Семнадцатилетний Пургин – без малого уже восемнадцатилетний, – пытался справиться с собой и это ему удавалось: закваска в этом человеке была твердая. Коряга пробормотал что-то смятое, неразличимое и поперхнулся собственным голосом.

– Ты чего? – тихо, почти шепотом спросил Пургин, прижимая к губам телефонную трубку.

– Ы-ы-ы, – вдруг залился, давясь внутренними слезами, пытающимися прорваться на поверхность, Попов, но прорваться он им не дал, перекусил воздушный поток зубами, перегрыз нитку, загнал противное, рожденное рвотным позывом «ы» обратно, снова умолк.

– Ты чего?

– Платона Сергеевича забрали, – довольно спокойно, почти справившись с собой, произнес Коряга, но спокойствие его длилось недолго, зубы неожиданно лязгнули – Пургин услышал в трубке жесткий, почти металлический стук.

– Как это произошло?

– Сняли с самолета.
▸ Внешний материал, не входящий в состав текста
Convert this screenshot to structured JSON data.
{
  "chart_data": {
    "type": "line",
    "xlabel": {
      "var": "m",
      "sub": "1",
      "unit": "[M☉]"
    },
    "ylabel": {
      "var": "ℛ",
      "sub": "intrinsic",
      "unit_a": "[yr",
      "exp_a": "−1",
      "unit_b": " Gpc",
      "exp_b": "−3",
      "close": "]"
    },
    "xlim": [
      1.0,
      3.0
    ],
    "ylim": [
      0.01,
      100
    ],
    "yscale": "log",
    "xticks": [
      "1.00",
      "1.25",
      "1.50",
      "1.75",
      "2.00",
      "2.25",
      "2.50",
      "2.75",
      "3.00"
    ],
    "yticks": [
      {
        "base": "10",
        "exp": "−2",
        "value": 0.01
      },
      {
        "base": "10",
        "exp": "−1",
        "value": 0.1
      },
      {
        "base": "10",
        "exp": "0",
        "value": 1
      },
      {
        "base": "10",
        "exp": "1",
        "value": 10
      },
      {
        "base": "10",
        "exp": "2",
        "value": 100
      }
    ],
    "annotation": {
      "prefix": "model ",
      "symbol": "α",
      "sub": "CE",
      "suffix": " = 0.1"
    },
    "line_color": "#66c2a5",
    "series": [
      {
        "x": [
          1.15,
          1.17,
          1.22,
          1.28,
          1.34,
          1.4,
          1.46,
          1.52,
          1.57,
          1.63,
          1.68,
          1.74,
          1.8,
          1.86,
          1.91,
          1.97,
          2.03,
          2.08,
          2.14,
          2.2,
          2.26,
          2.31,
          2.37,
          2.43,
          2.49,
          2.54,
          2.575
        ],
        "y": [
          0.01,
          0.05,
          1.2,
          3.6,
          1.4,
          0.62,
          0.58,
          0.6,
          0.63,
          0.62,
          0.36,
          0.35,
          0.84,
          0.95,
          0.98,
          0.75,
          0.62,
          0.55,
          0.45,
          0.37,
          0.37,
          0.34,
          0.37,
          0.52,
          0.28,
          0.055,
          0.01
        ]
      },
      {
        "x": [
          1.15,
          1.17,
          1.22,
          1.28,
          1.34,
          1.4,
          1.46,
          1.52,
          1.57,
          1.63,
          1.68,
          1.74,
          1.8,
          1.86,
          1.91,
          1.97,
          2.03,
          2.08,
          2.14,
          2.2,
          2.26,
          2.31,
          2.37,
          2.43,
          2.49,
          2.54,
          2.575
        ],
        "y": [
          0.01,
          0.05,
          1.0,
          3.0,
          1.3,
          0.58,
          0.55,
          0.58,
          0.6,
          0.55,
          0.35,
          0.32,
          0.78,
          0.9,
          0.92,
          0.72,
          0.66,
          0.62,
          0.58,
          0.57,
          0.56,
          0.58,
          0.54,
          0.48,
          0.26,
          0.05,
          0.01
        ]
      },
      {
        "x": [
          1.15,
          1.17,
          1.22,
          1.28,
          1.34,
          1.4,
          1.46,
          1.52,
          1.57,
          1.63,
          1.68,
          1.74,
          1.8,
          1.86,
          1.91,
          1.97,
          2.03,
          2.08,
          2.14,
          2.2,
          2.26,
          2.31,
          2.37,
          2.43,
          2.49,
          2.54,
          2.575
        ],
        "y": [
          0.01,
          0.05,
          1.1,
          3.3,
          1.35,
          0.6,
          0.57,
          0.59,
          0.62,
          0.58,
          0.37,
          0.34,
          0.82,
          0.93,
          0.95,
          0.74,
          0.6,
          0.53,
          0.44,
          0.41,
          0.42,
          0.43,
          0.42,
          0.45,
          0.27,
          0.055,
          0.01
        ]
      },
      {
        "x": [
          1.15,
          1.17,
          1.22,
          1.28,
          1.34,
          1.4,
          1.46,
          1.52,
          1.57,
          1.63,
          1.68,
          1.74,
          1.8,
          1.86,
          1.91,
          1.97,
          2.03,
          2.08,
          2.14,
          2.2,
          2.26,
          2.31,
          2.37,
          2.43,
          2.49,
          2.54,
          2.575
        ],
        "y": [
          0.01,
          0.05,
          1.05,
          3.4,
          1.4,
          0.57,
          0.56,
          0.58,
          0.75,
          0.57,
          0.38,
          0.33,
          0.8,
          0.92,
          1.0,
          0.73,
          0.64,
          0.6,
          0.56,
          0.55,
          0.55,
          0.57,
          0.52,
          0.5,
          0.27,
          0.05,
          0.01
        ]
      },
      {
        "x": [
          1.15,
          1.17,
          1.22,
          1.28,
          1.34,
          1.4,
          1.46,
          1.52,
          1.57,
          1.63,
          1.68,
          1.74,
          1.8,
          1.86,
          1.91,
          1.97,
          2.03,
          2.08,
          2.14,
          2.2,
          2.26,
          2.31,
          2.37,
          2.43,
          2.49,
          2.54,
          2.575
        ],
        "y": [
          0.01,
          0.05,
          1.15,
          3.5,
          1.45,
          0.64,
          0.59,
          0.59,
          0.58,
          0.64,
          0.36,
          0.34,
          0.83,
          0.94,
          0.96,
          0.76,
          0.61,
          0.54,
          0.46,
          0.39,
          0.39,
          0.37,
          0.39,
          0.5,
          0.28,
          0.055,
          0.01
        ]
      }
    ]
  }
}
У него же билет на самолет был… Платон Сергеевич, ты знаешь – п-первооткрыватель, и вот доп-первооткрывался, – Коряга на той стороне провода всхлипнул.

Корягу еще трясло, а Пургин обрел окончательное спокойствие.

– Погоди, давай во всем разберемся. Ты можешь ко мне приехать?

– Могу.

– Гони сюда!

Коряга появился через двадцать минут, у порога снял ботинки, в носках прошел в комнату.

– Старичка в шляпе у противоположной стены видел?

Коряга отрицательно мотнул головой.

– Не видел!

– А ведь он сейчас топчется там, на наш дом поглядывает, – Пургин подошел к окну, пальцем оттянул занавеску. – Стоит, никак сквозь землю провалиться не может.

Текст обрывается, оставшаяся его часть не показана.